Un jeune Guinéen de 34 ans, Adama Condé, connu sous le surnom d’« Adamo », a été mortellement blessé par des tirs policiers dans la nuit de dimanche à lundi à Namur, en Belgique.
Les faits ont provoqué une vive émotion au sein de la communauté guinéenne et ont donné lieu à une manifestation d’environ 300 personnes mardi soir.
Selon les premiers éléments communiqués par la police belge, l’intervention des forces de l’ordre est survenue vers 22h00 près de la gare de Namur, suite à une altercation impliquant un couteau.
Adama Condé, qui souffrait de troubles psychiatriques, aurait résisté à son interpellation et frappé des policiers à la tête avec son téléphone portable.
Après l’échec de l’utilisation de gaz lacrymogène, des policiers ont ouvert le feu, touchant la victime à trois reprises.
Des vidéos diffusées par des médias locaux montrent l’homme titubant après les tirs avant de s’effondrer. Il a été menotté sur place et est décédé peu après.
Mardi soir, le Haut Conseil des Africains de la province de Namur, soutenu par le Collectif antifasciste namurois, a organisé un rassemblement devant l’hôtel de ville. Environ 300 personnes ont défilé dans le centre-ville pour réclamer « justice et vérité ».
Plusieurs manifestants ont dénoncé un usage disproportionné de la force, certains qualifiant l’intervention de « crime raciste ».
Une participante, Mélanie, a déclaré : « Sur les images, on voit qu’Adama lève les bras et ouvre les mains pour montrer qu’il n’est pas armé. Les policiers auraient pu utiliser leurs tasers. »
La marche, initialement statique, a donné lieu à des tensions : des coups ont été portés sur un véhicule de police.
De son côté, l’ambassade de la République de Guinée à Bruxelles a réagi par un communiqué officiel exprimant sa « profonde tristesse » et présentant ses condoléances à la famille de la victime.
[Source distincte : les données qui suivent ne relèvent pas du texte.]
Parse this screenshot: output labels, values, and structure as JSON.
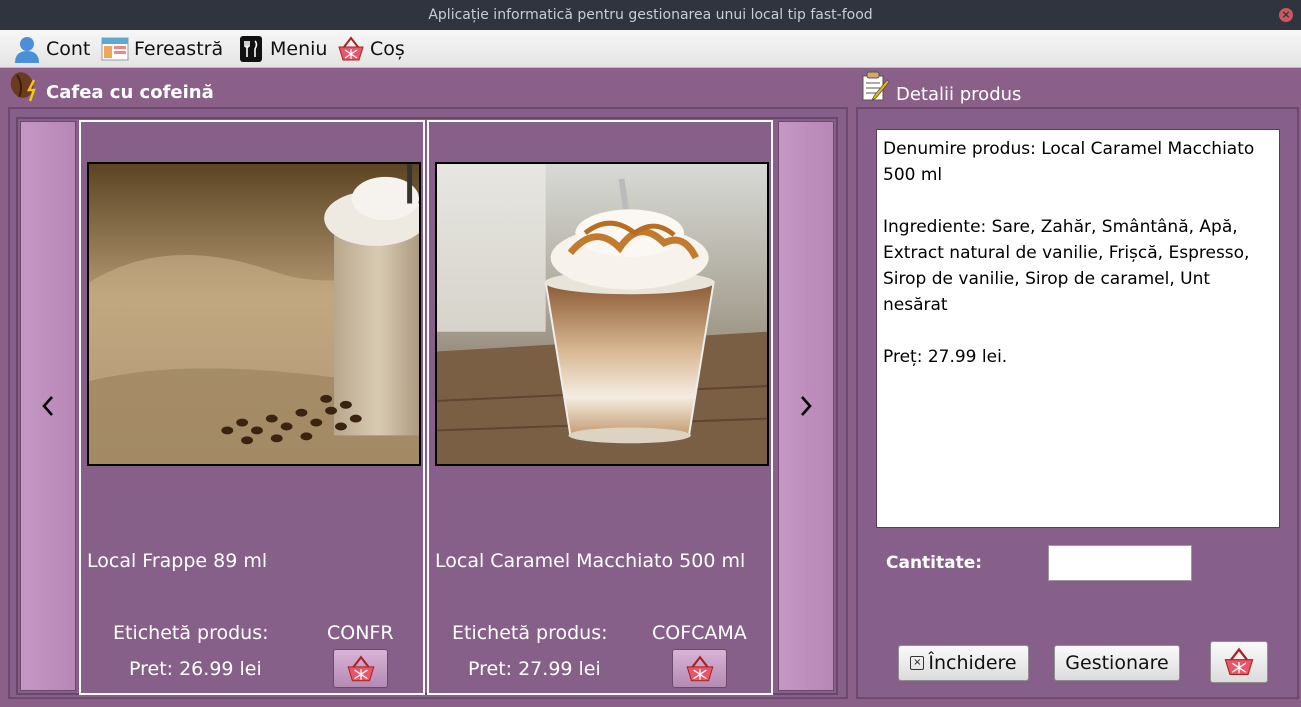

Une délégation diplomatique s’est rendue sur place à Namur mardi pour rencontrer les autorités belges, recueillir les éléments du dossier et apporter une assistance consulaire aux proches.
L’ambassade appelle ses ressortissants à « faire preuve de calme et de sens des responsabilités » et annonce qu’elle suit le dossier « avec la plus grande attention ».
Une enquête a été ouverte par la police judiciaire fédérale et le Comité P (organe de contrôle externe des services de police) pour déterminer si l’usage des armes à feu était légitime.
Cette affaire intervient dans un contexte de forte sensibilité en Belgique et en Europe autour des interventions policières et des accusations de violences racistes.
Elle souligne également le rôle des diasporas et des représentations diplomatiques dans la défense et l’accompagnement de leurs ressortissants à l’étranger.